There were 5,819 households, out of which 37.0% had children under the age of 18 living with them, 65.0% were married couples living together, 6.7% had a female householder with no husband present, and 24.5% were non-families. 19.0% of all households were made up of individuals, and 7.6% had someone living alone who was 65 years of age or older. The average household size was 2.73 and the average family size was 3.15.

In the village, the population was spread out, with 27.2% under the age of 18, 6.6% from 18 to 24, 31.3% from 25 to 44, 24.2% from 45 to 64, and 10.6% who were 65 years of age or older. The median age was 37 years. For every 100 females, there were 98.6 males. For every 100 females age 18 and over, there were 96.7 males.

The median income for a household in the village was $62,856, and the median income for a family was $71,452. Males had a median income of $50,477 versus $30,293 for females. The per capita income for the village was $26,087. About 3.0% of families and 3.2% of the population were below the poverty line, including 2.6% of those under age 18 and 5.1% of those age 65 or over.
==Economy==
LakeView Corporate Park is a 2,400-acre mixed-use development that houses manufacturing, distribution, office, and service operations in a park-like setting east of I-94. Among the tenants is Jelly Belly, which offered tours of its distribution facility until August 2020.

The village has opened a newer 440-acre development called Prairie Highlands Corporate Park just west of I-94. Among the tenants are Haribo, makers of gummy bears, and Nexus Pharmaceuticals.

Pleasant Prairie Premium Outlets was opened in 1988. The mall is a large, outdoor shopping center just east of I-94 at the Highway 165 exit, and often lures shoppers from the Chicago area. It has over 90 stores, many of which are factory outlets for major national brands.

The Village of Pleasant Prairie has no downtown. Early in 2019, the village enlisted a large group of residents to generate ideas for a downtown on 180 acres near the Village municipal building. Residents highlighted the need for relatively dense residential housing, a public market, restaurants and other civic amenities, all while maintaining green spaces and respecting the village's prairie identity.

In October 2019, the village signed a contract with Rinka, a Milwaukee-based architectural design firm, to develop a master plan for the downtown based on those principles. A draft of the plan was presented to the public in June 2020.

==Parks and recreation==
One of the best-known features of Pleasant Prairie is the RecPlex.
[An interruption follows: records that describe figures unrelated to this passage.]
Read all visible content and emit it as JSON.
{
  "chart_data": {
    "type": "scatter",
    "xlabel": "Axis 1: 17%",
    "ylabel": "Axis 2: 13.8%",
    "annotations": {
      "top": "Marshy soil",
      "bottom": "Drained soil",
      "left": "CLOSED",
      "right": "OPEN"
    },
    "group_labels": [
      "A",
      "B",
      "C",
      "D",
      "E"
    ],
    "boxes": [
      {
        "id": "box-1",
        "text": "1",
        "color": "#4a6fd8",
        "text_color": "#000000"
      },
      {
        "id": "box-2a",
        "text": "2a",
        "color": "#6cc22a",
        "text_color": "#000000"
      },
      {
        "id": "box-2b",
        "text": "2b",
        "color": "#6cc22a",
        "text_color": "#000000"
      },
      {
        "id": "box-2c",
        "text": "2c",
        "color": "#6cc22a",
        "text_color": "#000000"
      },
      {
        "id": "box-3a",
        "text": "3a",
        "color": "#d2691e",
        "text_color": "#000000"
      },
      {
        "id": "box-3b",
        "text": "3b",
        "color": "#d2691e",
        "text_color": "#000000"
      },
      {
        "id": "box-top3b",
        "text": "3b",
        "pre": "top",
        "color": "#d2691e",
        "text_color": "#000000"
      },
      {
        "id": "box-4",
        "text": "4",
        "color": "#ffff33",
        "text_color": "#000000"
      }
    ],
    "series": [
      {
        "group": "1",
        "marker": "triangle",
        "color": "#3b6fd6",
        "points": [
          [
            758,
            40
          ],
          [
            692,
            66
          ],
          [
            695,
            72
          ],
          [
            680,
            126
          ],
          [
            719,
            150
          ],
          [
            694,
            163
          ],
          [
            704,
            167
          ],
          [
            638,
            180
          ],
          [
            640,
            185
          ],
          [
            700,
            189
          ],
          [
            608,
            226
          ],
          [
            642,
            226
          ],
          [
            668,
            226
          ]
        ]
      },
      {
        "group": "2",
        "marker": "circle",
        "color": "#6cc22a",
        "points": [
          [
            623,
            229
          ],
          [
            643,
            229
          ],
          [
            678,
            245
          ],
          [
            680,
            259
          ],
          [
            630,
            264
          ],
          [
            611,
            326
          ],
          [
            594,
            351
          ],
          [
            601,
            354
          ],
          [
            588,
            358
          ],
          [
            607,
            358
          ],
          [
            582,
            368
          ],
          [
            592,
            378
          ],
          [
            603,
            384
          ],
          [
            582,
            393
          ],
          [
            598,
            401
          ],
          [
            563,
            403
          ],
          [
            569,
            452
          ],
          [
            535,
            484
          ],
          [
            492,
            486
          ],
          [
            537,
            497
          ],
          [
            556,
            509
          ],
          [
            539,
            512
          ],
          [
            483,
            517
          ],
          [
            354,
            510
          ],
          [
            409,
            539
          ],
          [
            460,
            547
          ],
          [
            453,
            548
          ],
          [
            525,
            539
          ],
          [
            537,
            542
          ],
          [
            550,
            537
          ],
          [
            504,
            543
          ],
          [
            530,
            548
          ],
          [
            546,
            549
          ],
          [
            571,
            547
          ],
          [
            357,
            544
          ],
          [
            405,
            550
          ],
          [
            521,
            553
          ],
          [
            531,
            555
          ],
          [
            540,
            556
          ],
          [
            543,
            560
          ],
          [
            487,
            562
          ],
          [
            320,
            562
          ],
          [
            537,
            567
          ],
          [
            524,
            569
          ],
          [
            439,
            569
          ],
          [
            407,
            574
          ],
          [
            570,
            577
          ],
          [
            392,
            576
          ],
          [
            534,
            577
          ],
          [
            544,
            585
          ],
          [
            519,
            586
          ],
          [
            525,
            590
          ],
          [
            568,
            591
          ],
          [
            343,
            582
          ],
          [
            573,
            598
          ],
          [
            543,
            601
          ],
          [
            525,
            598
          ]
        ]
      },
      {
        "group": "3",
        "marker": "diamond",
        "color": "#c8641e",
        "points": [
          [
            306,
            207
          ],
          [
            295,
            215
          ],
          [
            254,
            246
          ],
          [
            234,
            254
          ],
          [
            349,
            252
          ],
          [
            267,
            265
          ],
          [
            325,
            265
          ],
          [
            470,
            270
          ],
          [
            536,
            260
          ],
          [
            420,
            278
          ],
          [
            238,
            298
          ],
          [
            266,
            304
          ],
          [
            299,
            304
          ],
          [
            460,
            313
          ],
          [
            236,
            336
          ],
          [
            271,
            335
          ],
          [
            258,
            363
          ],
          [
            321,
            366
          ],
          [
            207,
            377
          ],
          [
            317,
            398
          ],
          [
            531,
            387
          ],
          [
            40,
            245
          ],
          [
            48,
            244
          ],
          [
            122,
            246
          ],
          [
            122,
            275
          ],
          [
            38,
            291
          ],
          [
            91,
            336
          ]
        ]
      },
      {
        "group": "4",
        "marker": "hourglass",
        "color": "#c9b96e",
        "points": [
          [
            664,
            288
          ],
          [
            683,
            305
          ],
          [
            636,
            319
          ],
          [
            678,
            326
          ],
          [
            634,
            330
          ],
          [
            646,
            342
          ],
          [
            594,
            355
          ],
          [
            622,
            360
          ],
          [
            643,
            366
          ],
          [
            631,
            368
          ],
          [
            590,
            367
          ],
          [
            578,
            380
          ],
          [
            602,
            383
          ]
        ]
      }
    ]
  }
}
Covering over 300,000 square feet, it is the largest municipal recreational facility in the United States. The complex of buildings includes a 50-meter pool, water park, fitness center, field house, suspended track, and two NHL-sized ice rinks. The RecPlex is located in Prairie Springs Park and is adjacent to Lake Andrea. The 121-acre lake provides visitors with access to a beach, as well as opportunities to swim, boat, and fish.

The Chiwaukee Prairie State Natural Area is one of the largest prairie complexes in Wisconsin. It is an assemblage of 485 acres of coastal wetlands and sand dunes that stretch along Lake Michigan from the Illinois state line to the Kenosha Sand Dunes on its northern boundary. Embedded within these natural areas is the residential neighborhood of Carol Beach. Chiwaukee Prairie is home to many species of plants and animals, some of which are endangered. In 2015, Chiwaukee was designated as a Ramsar wetland of international significance.

Included in the LakeView development is a 425-acre nature conservancy along the Des Plaines River floodplain.

==Education==
Pleasant Prairie is part of the Kenosha Unified School District.

==Notable people==
- Walter L. Dexter, farmer and Wisconsin State Representative, born in the town of Pleasant Prairie, served as Pleasant Prairie Town Board chairman
- Mark Jensen, convicted murderer of his wife Julie Jensen
- Joyce Hill Westerman, player in the All-American Girls Professional Baseball League, was born and raised in Pleasant Prairie, on the Clausen-Hill farm.